Food waste decay machine (CLEANGATE-50 type, 50kg capacity) made by Nambu E & B Co., Ltd. 80kg of wood chips (about 5-10mm), 5L FK916 culture medium incubated by the method of Example 1, in a restaurant 39 kg of collected food waste was added, and the weight reduction was calculated by weighing its weight after 24 hours while operating at a stirring speed of 3.2 rpm and an aeration rate of 5.5 m ³ / min at 28 ° C. After 1 hour of decomposition, the intrinsic odor of food waste began to disappear, and by 24 hours, it was reduced to 76.9%, and no odor was generated. On the second day, 46 kg of food waste was added again and operated under the same conditions, and measured after 24 hours, the reduction ratio was 90.9% .Then, 27 to 60 kg of food waste was continuously added for 29 days and operated under the same conditions. The final cumulative reduction was 94.7%.

As a result of the above experiments, the present invention strain Pseudomonas FK 916 decomposes and destroys food waste over a long period of time by only one administration at room temperature or medium temperature, and thus an excellent strain that can be used for the decomposition and destruction of organic waste such as food waste. Was confirmed.

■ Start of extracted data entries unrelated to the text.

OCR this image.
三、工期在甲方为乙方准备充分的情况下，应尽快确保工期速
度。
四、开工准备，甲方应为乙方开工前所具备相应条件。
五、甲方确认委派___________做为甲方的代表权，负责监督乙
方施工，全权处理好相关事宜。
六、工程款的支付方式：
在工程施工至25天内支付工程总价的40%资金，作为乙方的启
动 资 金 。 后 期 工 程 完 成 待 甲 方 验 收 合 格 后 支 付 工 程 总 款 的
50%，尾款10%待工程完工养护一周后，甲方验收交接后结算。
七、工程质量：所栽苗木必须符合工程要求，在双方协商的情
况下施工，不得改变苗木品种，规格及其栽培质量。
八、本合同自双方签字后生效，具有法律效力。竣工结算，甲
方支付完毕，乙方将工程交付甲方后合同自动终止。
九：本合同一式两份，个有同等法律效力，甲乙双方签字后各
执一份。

As is apparent from the above examples, the strain Pseudomonas sp. FK 916 of the present invention is very economically and hygienically treated because food waste decomposition and extinction is excellent without generating bad smell at medium temperature. It is a very useful invention for the environmental industry.

Claims (4)

Pseudomonas sp. FK 916 ( Pseudomonas sp. FK 916; Accession No. KCCM 10350), isolated from sewage and having an ability to decompose and dispose of food waste without generating odor at a medium temperature of 15 to 35 ° C. The organic waste and sewage treatment method according to claim 1, wherein the Pseudomonas genus FK 916 strain (KCCM 10350) is added to the object to be treated. The organic waste and sewage treatment method according to claim 2, wherein the Pseudomonas genus FK 916 (KCCM 10350) strain is added to at least one selected from a pore agent of natural organic matter, inorganic solid, and plastics. The organic waste and sewage treatment method according to claim 3, wherein the natural organic matter is selected from the group of chaff, sawdust and wood chips, and the inorganic solid is selected from the group of zeolite and ceramic.